Tuesday, March 15, 2016

Ides of March



Writing is something we all do but English Class was something few relished at the tender ages of 'life' - youth is truly a two sided blade where you are a sponge for information and yet your other side just wants to explore and play in the social arena.

I learned to read from encyclopedias before I was 'taught' to read in school.  My first reader, of course, was "Dick and Jane".  I brought it home and went into my room reading the entire book.  I know impressive since it had at least 6 to 12 words on a page but I devoured it like a Willy Wonka's Golden Ticket Chocolate Bar.  Do children love to read because they learn how or are they born with the gene?  Later in life I learned that my father was an insatiable reader.  I never knew that because I was not raised with near him or I was out in that social arena.

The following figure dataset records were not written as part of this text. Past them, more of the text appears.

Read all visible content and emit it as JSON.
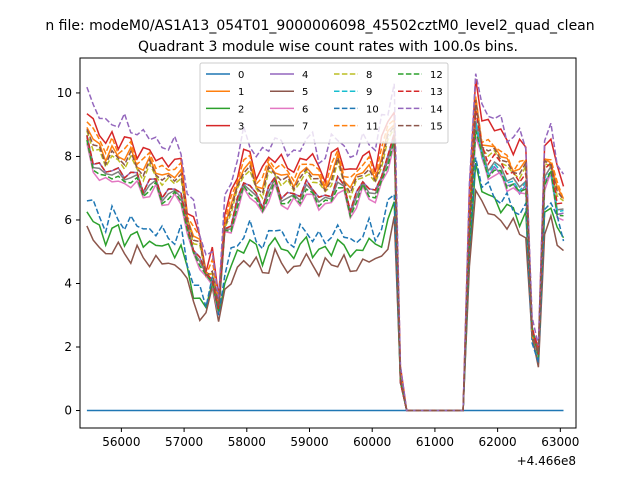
{
  "chart_data": {
    "type": "line",
    "suptitle": "n file: modeM0/AS1A13_054T01_9000006098_45502cztM0_level2_quad_clean",
    "title": "Quadrant 3 module wise count rates with 100.0s bins.",
    "xlabel": "",
    "ylabel": "",
    "offset_text": "+4.466e8",
    "xlim": [
      55340,
      63250
    ],
    "ylim": [
      -0.55,
      11.1
    ],
    "xticks": [
      56000,
      57000,
      58000,
      59000,
      60000,
      61000,
      62000,
      63000
    ],
    "xtick_labels": [
      "56000",
      "57000",
      "58000",
      "59000",
      "60000",
      "61000",
      "62000",
      "63000"
    ],
    "yticks": [
      0,
      2,
      4,
      6,
      8,
      10
    ],
    "ytick_labels": [
      "0",
      "2",
      "4",
      "6",
      "8",
      "10"
    ],
    "grid": false,
    "legend": {
      "position": "top-center",
      "columns": 4
    },
    "x_start": 55450,
    "x_step": 100,
    "n_points": 77,
    "gap": {
      "start_index": 50,
      "end_index": 60
    },
    "series": [
      {
        "name": "0",
        "color": "#1f77b4",
        "dash": "solid",
        "base": 0.0,
        "dip": 0.0,
        "trans": 0.0
      },
      {
        "name": "1",
        "color": "#ff7f0e",
        "dash": "solid",
        "base": 7.4,
        "dip": 3.2,
        "trans": 8.3
      },
      {
        "name": "2",
        "color": "#2ca02c",
        "dash": "solid",
        "base": 5.1,
        "dip": 3.0,
        "trans": 6.7
      },
      {
        "name": "3",
        "color": "#d62728",
        "dash": "solid",
        "base": 7.8,
        "dip": 3.6,
        "trans": 9.0
      },
      {
        "name": "4",
        "color": "#9467bd",
        "dash": "solid",
        "base": 6.9,
        "dip": 3.1,
        "trans": 7.6
      },
      {
        "name": "5",
        "color": "#8c564b",
        "dash": "solid",
        "base": 4.6,
        "dip": 2.8,
        "trans": 6.2
      },
      {
        "name": "6",
        "color": "#e377c2",
        "dash": "solid",
        "base": 6.6,
        "dip": 3.0,
        "trans": 7.5
      },
      {
        "name": "7",
        "color": "#7f7f7f",
        "dash": "solid",
        "base": 6.8,
        "dip": 3.1,
        "trans": 7.8
      },
      {
        "name": "8",
        "color": "#bcbd22",
        "dash": "dashed",
        "base": 7.2,
        "dip": 3.3,
        "trans": 8.1
      },
      {
        "name": "9",
        "color": "#17becf",
        "dash": "dashed",
        "base": 6.9,
        "dip": 3.2,
        "trans": 7.7
      },
      {
        "name": "10",
        "color": "#1f77b4",
        "dash": "dashed",
        "base": 5.5,
        "dip": 3.0,
        "trans": 6.9
      },
      {
        "name": "11",
        "color": "#ff7f0e",
        "dash": "dashed",
        "base": 7.6,
        "dip": 3.4,
        "trans": 8.4
      },
      {
        "name": "12",
        "color": "#2ca02c",
        "dash": "dashed",
        "base": 6.7,
        "dip": 3.1,
        "trans": 7.6
      },
      {
        "name": "13",
        "color": "#d62728",
        "dash": "dashed",
        "base": 6.9,
        "dip": 3.2,
        "trans": 8.0
      },
      {
        "name": "14",
        "color": "#9467bd",
        "dash": "dashed",
        "base": 8.3,
        "dip": 3.5,
        "trans": 9.3
      },
      {
        "name": "15",
        "color": "#8c564b",
        "dash": "dashed",
        "base": 7.3,
        "dip": 3.3,
        "trans": 8.2
      }
    ]
  }
}
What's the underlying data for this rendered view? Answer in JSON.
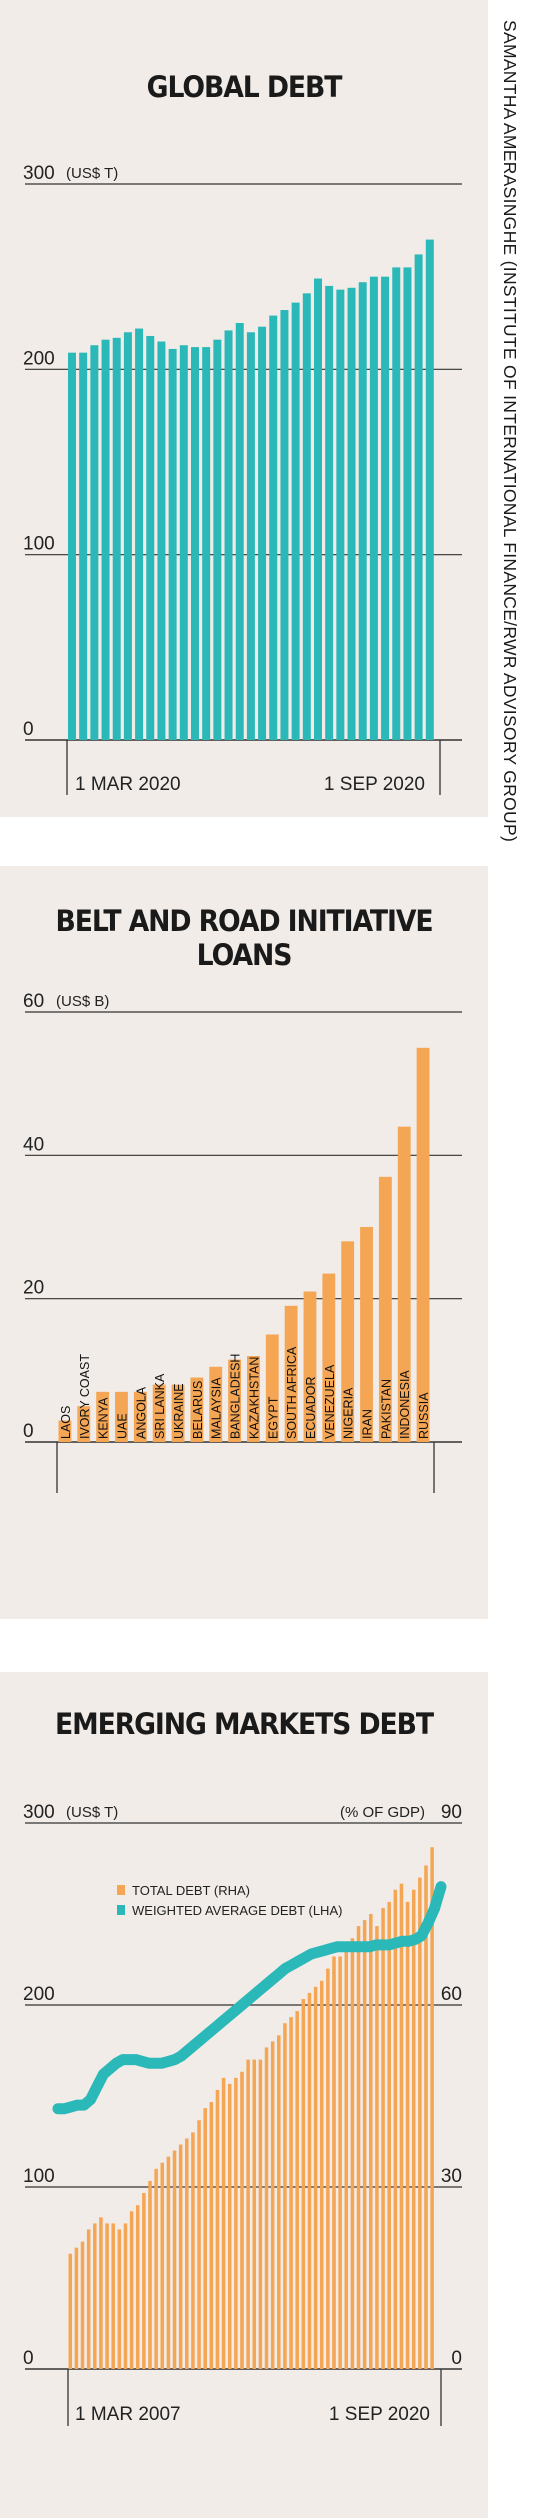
{
  "credit": "SAMANTHA AMERASINGHE (INSTITUTE OF INTERNATIONAL FINANCE/RWR ADVISORY GROUP)",
  "colors": {
    "teal": "#2ab8b8",
    "orange": "#f5a655",
    "panel": "#f1ece8",
    "axis": "#333333"
  },
  "chart_data": [
    {
      "type": "bar",
      "title": "GLOBAL DEBT",
      "ylabel": "(US$ T)",
      "ylim": [
        0,
        300
      ],
      "yticks": [
        "300",
        "200",
        "100",
        "0"
      ],
      "xticks": [
        "1 MAR 2020",
        "1 SEP 2020"
      ],
      "grid": true,
      "values": [
        209,
        209,
        213,
        216,
        217,
        220,
        222,
        218,
        215,
        211,
        213,
        212,
        212,
        216,
        221,
        225,
        220,
        223,
        229,
        232,
        236,
        241,
        249,
        245,
        243,
        244,
        247,
        250,
        250,
        255,
        255,
        262,
        270
      ]
    },
    {
      "type": "bar",
      "title": "BELT AND ROAD INITIATIVE LOANS",
      "ylabel": "(US$ B)",
      "ylim": [
        0,
        60
      ],
      "yticks": [
        "60",
        "40",
        "20",
        "0"
      ],
      "grid": true,
      "categories": [
        "LAOS",
        "IVORY COAST",
        "KENYA",
        "UAE",
        "ANGOLA",
        "SRI LANKA",
        "UKRAINE",
        "BELARUS",
        "MALAYSIA",
        "BANGLADESH",
        "KAZAKHSTAN",
        "EGYPT",
        "SOUTH AFRICA",
        "ECUADOR",
        "VENEZUELA",
        "NIGERIA",
        "IRAN",
        "PAKISTAN",
        "INDONESIA",
        "RUSSIA"
      ],
      "values": [
        3,
        5,
        7,
        7,
        7,
        8,
        8,
        9,
        10.5,
        11.5,
        12,
        15,
        19,
        21,
        23.5,
        28,
        30,
        37,
        44,
        55
      ]
    },
    {
      "type": "bar",
      "title": "EMERGING MARKETS DEBT",
      "ylabel": "(US$ T)",
      "ylabel_right": "(% OF GDP)",
      "ylim": [
        0,
        300
      ],
      "ylim_right": [
        0,
        90
      ],
      "yticks": [
        "300",
        "200",
        "100",
        "0"
      ],
      "yticks_right": [
        "90",
        "60",
        "30",
        "0"
      ],
      "xticks": [
        "1 MAR 2007",
        "1 SEP 2020"
      ],
      "grid": true,
      "legend": [
        "TOTAL DEBT (RHA)",
        "WEIGHTED AVERAGE DEBT (LHA)"
      ],
      "series": [
        {
          "name": "TOTAL DEBT (RHA)",
          "values": [
            19,
            20,
            21,
            23,
            24,
            25,
            24,
            24,
            23,
            24,
            26,
            27,
            29,
            31,
            33,
            34,
            35,
            36,
            37,
            38,
            39,
            41,
            43,
            44,
            46,
            48,
            47,
            48,
            49,
            51,
            51,
            51,
            53,
            54,
            55,
            57,
            58,
            59,
            61,
            62,
            63,
            64,
            66,
            68,
            68,
            70,
            71,
            73,
            74,
            75,
            73,
            76,
            77,
            79,
            80,
            77,
            79,
            81,
            83,
            86
          ]
        },
        {
          "name": "WEIGHTED AVERAGE DEBT (LHA)",
          "values": [
            143,
            143,
            144,
            145,
            145,
            148,
            155,
            162,
            165,
            168,
            170,
            170,
            170,
            169,
            168,
            168,
            168,
            169,
            170,
            172,
            175,
            178,
            181,
            184,
            187,
            190,
            193,
            196,
            199,
            202,
            205,
            208,
            211,
            214,
            217,
            220,
            222,
            224,
            226,
            228,
            229,
            230,
            231,
            232,
            232,
            232,
            232,
            232,
            232,
            233,
            233,
            233,
            234,
            235,
            235,
            236,
            238,
            245,
            253,
            265
          ]
        }
      ]
    }
  ]
}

I can't remember a time that I didn't have a library card or didn't spend an enormous amount of time in a library reading or researching.  I was lousy at researching because I didn't slow down my brain long enough to absorb the 'non-interesting' subjects like I should have done but that is another story.

The Ides of March brings back my 9th grade year in High School.  I had a great English teacher and our desks were in a horseshoe facing him but honestly I can't tell you what he even looked like or his name but he introduced us to the classics like Caesar.  It wasn't until my senior year that I had a teacher who loved Shakespeare.   He was a very cool teacher and I didn't realize then but it is hard to teach teenagers the things you love and the reason that you are a teacher.  In seventh grade, my History teacher was a Civil War buff who formed my love of American History.

School is very important and teachers who love teaching are vital to forming a life long journey in one's soul.  Reading the classics today has a bigger impact on me than it did at fifteen because I see so much more now than I did then.  "E tu Brute."  is one of my favorite expressions - one of betrayal of a close trusted confidant and friend.  This is a sincere part of living - and why trust given so openly can not be mended once it is broken.

We are fragile even when we build that metal shield to stop the bad from rising out of what we hold dear - the Ides of March is about the ultimate betrayal, the ultimate inability to understand that our strength is not complete control but in accepting the feelings and beliefs of others.  Uniqueness is what each of us are and what we should protect but to accept difference is what makes us humble.

Writing is something tangible that controls a writer's thirst - creation is something that soothes a writer's soul - there is never a beginning or ending of a writer.  Long past the dust to dust of our being lives our words, our thoughts and over essence - words are our legacy.